III.- Les dispositifs techniques mentionnés au I du présent article ne peuvent être utilisés que par des agents appartenant à l’un des services (...) dont la liste est fixée par décret en Conseil d’État.

IV.- Le service autorisé à recourir à la technique mentionnée au I du présent article rend compte à la Commission nationale de contrôle des techniques de renseignement de sa mise en œuvre. La commission peut à tout moment adresser une recommandation tendant à ce que cette opération soit interrompue et que les renseignements collectés soient détruits.

V.- Si la mise en œuvre de cette technique nécessite l’introduction dans un véhicule ou dans un lieu privé, cette mesure s’effectue selon les modalités définies à l’article L. 853-3. »

Article L. 853-2

« (...) peut être autorisée, lorsque les renseignements ne peuvent être recueillis par un autre moyen légalement autorisé, l’utilisation de dispositifs techniques permettant :

1o D’accéder à des données informatiques stockées dans un système informatique, de les enregistrer, de les conserver et de les transmettre ;

2o D’accéder à des données informatiques, de les enregistrer, de les conserver et de les transmettre, telles qu’elles s’affichent sur un écran pour l’utilisateur d’un système de traitement automatisé de données, telles qu’il les y introduit par saisie de caractères ou telles qu’elles sont reçues et émises par des périphériques audiovisuels.
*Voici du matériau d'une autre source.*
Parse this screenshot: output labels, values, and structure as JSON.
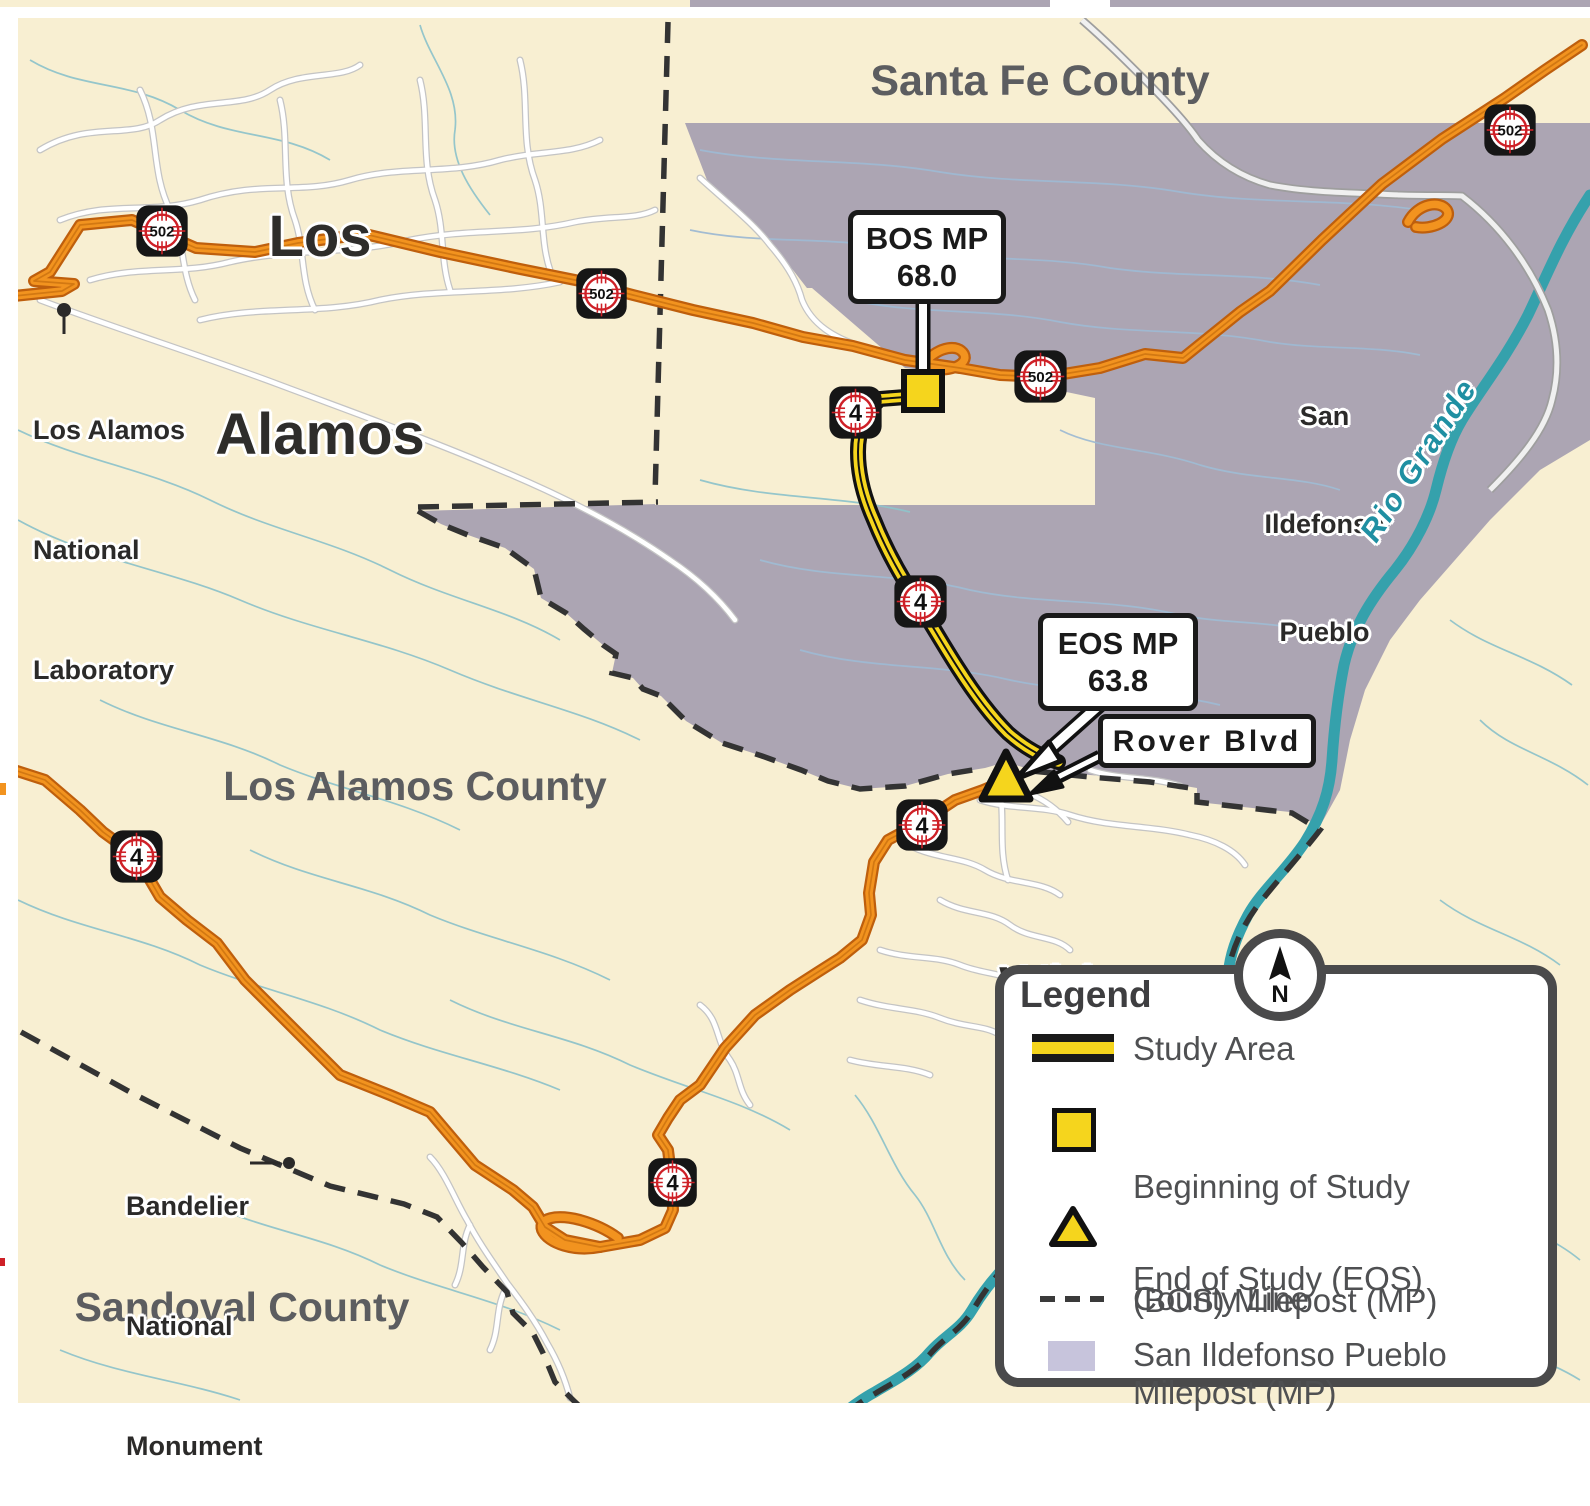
{
  "map": {
    "place_labels": {
      "los_alamos": {
        "line1": "Los",
        "line2": "Alamos"
      },
      "white_rock": {
        "line1": "White",
        "line2": "Rock"
      }
    },
    "county_labels": {
      "santa_fe": "Santa Fe County",
      "los_alamos": "Los Alamos County",
      "sandoval": "Sandoval County"
    },
    "area_labels": {
      "san_ildefonso": {
        "line1": "San",
        "line2": "Ildefonso",
        "line3": "Pueblo"
      }
    },
    "water_labels": {
      "rio_grande": "Rio Grande"
    },
    "poi_labels": {
      "lanl": {
        "line1": "Los Alamos",
        "line2": "National",
        "line3": "Laboratory"
      },
      "bandelier": {
        "line1": "Bandelier",
        "line2": "National",
        "line3": "Monument"
      }
    },
    "callouts": {
      "bos": {
        "title": "BOS MP",
        "value": "68.0"
      },
      "eos": {
        "title": "EOS MP",
        "value": "63.8"
      },
      "rover": {
        "label": "Rover Blvd"
      }
    },
    "route_shields": [
      {
        "route": "502",
        "x": 162,
        "y": 231,
        "size": 56
      },
      {
        "route": "502",
        "x": 601,
        "y": 293,
        "size": 55
      },
      {
        "route": "502",
        "x": 1510,
        "y": 130,
        "size": 56
      },
      {
        "route": "502",
        "x": 1040,
        "y": 376,
        "size": 57
      },
      {
        "route": "4",
        "x": 855,
        "y": 412,
        "size": 57
      },
      {
        "route": "4",
        "x": 920,
        "y": 601,
        "size": 57
      },
      {
        "route": "4",
        "x": 922,
        "y": 825,
        "size": 56
      },
      {
        "route": "4",
        "x": 136,
        "y": 856,
        "size": 57
      },
      {
        "route": "4",
        "x": 672,
        "y": 1182,
        "size": 53
      }
    ],
    "legend": {
      "title": "Legend",
      "study_area": "Study Area",
      "bos_line1": "Beginning of Study",
      "bos_line2": "(BOS) Milepost (MP)",
      "eos_line1": "End of Study (EOS)",
      "eos_line2": "Milepost (MP)",
      "county_line": "County Line",
      "pueblo": "San Ildefonso Pueblo"
    },
    "compass": {
      "label": "N"
    },
    "colors": {
      "cream": "#F8EFD2",
      "pueblo_fill": "#ACA5B3",
      "pueblo_legend_swatch": "#C7C4DC",
      "road_orange": "#F2931F",
      "road_orange_casing": "#BE5F0D",
      "study_yellow": "#F5D51D",
      "river_teal": "#35A1AC",
      "stream_teal": "#8FC3CA",
      "county_line_gray": "#3A3A3A",
      "county_label_gray": "#5C5D60",
      "place_label_black": "#2E2D2B",
      "shield_red": "#CE2027"
    }
  }
}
II.- Par dérogation à l’article L. 821-4, l’autorisation de mise en œuvre de la technique mentionnée au 1o du I du présent article est délivrée pour une durée maximale de trente jours et celle mentionnée au 2o du même I pour une durée maximale de deux mois. L’autorisation est renouvelable dans les mêmes conditions de durée.

III.- Les dispositifs techniques mentionnés au I du présent article ne peuvent être utilisés que par des agents appartenant à l’un des services mentionnés (...) dont la liste est fixée par décret en Conseil d’État.
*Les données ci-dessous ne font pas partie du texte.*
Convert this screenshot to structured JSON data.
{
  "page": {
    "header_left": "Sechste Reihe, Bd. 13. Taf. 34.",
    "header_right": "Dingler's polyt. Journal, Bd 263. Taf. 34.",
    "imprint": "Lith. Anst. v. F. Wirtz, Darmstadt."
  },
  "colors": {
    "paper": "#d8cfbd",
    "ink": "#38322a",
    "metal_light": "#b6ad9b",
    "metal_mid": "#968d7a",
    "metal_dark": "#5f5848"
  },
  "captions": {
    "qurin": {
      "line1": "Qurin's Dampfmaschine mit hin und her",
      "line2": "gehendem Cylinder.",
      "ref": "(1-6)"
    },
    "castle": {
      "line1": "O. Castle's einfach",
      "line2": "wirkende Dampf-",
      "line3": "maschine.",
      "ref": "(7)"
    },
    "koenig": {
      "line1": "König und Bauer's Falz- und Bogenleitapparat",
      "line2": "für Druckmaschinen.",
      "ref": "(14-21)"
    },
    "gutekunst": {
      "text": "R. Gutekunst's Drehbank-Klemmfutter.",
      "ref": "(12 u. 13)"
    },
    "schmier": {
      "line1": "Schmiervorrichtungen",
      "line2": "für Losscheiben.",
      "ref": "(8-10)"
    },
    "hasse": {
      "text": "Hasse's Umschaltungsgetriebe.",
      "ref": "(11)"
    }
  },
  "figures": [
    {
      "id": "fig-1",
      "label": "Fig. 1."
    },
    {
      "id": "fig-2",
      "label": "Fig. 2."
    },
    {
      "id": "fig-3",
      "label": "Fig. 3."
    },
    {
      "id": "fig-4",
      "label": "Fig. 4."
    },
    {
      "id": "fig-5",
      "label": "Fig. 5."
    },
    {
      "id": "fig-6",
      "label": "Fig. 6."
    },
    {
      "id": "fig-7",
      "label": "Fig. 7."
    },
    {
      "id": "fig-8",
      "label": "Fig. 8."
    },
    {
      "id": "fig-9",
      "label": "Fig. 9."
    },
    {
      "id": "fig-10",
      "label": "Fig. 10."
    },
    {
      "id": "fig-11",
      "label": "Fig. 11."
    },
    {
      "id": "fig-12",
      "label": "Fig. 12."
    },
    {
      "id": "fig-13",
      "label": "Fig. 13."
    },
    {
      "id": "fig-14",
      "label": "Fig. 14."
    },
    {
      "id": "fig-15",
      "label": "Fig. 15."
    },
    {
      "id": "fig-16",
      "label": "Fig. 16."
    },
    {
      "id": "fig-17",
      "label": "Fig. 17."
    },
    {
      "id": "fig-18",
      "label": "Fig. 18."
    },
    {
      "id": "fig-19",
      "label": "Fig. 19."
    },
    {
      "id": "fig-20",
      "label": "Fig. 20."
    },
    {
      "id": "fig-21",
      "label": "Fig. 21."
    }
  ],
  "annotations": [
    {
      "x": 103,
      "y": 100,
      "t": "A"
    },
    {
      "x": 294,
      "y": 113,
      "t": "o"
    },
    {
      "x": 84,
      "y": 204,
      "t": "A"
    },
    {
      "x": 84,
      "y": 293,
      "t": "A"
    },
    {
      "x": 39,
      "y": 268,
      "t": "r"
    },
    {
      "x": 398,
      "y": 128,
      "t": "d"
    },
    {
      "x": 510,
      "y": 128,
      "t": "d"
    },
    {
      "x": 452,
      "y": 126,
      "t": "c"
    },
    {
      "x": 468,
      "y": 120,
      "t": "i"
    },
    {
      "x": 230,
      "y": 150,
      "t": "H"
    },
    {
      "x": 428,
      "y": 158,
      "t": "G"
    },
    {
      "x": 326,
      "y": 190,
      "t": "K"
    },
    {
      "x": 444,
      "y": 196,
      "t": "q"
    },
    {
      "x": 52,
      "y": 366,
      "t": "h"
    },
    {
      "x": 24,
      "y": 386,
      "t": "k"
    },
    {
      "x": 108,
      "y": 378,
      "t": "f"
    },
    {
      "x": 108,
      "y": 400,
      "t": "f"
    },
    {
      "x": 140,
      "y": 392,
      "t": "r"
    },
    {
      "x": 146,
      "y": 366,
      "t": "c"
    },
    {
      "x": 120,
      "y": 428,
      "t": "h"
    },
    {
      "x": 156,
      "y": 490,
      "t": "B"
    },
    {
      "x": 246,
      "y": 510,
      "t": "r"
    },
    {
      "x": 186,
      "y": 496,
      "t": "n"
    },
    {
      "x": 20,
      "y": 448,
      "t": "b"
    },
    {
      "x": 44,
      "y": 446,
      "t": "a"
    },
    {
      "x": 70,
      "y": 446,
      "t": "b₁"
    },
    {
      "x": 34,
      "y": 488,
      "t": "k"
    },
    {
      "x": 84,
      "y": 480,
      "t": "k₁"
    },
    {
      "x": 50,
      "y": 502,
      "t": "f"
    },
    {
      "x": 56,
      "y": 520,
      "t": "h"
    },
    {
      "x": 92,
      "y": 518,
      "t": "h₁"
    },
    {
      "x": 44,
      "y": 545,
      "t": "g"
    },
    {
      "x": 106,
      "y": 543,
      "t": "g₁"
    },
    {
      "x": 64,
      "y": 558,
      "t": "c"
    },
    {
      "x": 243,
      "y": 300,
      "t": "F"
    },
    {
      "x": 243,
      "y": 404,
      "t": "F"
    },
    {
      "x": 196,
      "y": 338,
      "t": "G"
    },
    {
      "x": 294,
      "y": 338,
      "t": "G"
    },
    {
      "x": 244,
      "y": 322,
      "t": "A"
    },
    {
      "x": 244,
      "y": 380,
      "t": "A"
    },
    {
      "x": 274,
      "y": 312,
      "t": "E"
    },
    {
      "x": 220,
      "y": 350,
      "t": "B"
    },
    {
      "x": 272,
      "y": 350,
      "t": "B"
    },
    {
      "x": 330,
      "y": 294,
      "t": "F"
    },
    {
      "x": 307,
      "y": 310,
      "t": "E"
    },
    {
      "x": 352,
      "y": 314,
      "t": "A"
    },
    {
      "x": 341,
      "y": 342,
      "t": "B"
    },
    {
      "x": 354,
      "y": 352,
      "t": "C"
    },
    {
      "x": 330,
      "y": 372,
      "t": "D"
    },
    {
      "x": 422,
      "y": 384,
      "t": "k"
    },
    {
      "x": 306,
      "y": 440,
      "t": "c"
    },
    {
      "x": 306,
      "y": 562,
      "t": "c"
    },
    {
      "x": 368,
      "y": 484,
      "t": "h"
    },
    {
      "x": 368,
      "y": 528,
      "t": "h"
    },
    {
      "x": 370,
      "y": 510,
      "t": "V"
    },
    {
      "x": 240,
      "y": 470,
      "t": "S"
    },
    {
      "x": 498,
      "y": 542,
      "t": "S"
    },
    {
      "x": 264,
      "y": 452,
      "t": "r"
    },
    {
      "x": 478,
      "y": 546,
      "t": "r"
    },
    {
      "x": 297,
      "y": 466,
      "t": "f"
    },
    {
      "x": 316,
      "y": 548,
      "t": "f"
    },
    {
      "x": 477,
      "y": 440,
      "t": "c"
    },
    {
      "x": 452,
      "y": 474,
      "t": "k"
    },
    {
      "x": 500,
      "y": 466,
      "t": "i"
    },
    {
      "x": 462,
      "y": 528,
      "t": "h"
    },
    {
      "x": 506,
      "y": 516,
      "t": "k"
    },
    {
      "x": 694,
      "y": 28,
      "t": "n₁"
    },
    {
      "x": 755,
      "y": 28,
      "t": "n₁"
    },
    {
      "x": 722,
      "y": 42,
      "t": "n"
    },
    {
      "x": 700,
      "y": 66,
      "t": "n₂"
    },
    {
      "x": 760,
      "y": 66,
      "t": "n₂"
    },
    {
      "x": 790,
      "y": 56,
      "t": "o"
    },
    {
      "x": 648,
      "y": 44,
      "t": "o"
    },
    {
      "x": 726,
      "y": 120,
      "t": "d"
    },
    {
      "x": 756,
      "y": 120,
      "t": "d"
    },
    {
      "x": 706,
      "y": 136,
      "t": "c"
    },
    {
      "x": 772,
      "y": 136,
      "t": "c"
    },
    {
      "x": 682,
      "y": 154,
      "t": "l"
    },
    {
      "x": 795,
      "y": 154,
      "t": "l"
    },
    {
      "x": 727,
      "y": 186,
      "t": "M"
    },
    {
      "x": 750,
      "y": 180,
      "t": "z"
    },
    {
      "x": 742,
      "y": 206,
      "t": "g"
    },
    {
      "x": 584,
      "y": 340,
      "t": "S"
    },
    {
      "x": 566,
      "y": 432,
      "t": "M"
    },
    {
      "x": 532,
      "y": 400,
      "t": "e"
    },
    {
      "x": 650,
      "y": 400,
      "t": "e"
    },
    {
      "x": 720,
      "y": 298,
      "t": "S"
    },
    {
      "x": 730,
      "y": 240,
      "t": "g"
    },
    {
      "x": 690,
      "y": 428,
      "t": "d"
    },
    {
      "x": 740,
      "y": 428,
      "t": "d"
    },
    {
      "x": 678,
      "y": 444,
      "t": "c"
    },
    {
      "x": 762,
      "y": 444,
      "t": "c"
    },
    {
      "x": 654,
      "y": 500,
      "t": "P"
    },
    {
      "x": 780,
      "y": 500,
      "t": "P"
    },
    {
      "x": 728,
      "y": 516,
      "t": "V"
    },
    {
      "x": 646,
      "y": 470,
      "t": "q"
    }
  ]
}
IV.- Le service autorisé à recourir à la technique mentionnée au I rend compte à la Commission nationale de contrôle des techniques de renseignement de sa mise en œuvre. La commission peut à tout moment adresser une recommandation tendant à ce que cette opération soit interrompue et que les renseignements collectés soient détruits.

V.- Si la mise en œuvre de cette technique nécessite l’introduction dans un véhicule ou dans un lieu privé, cette mesure s’effectue selon les modalités définies à l’article L. 853-3. »

Article L. 853-3

« (...) lorsque les renseignements ne peuvent être recueillis par un autre moyen légalement autorisé, l’introduction dans un véhicule ou dans un lieu privé à la seule fin de mettre en place, d’utiliser ou de retirer les dispositifs techniques mentionnés aux articles L. 851-5, L. 853-1 et L. 853-2 peut être autorisée. S’il s’agit d’un lieu d’habitation ou pour l’utilisation de la technique mentionnée au 1o du I de l’article L. 853-2, l’autorisation ne peut être donnée qu’après avis exprès de la Commission nationale de contrôle des techniques de renseignement, statuant en formation restreinte ou en formation plénière.

L’introduction dans un véhicule ou dans un lieu privé ne peut être effectuée que par des agents individuellement désignés et habilités appartenant à l’un des services (...) dont la liste est fixée par décret en Conseil d’État.

II.- Lorsqu’il est fait application de l’avant-dernier alinéa de l’article L. 821-2, la demande mentionne, lorsqu’ils sont connus, toute indication permettant d’identifier le lieu, son usage, son propriétaire ou toute personne bénéficiant d’un droit, ainsi que la nature détaillée du dispositif envisagé.

III.- Par dérogation à l’article L. 821-4, l’autorisation, spécialement motivée, est délivrée pour une durée maximale de trente jours et est renouvelable dans les mêmes conditions de durée que l’autorisation initiale. Elle ne vaut que pour les actes d’installation, d’utilisation, de maintenance ou de retrait des dispositifs techniques.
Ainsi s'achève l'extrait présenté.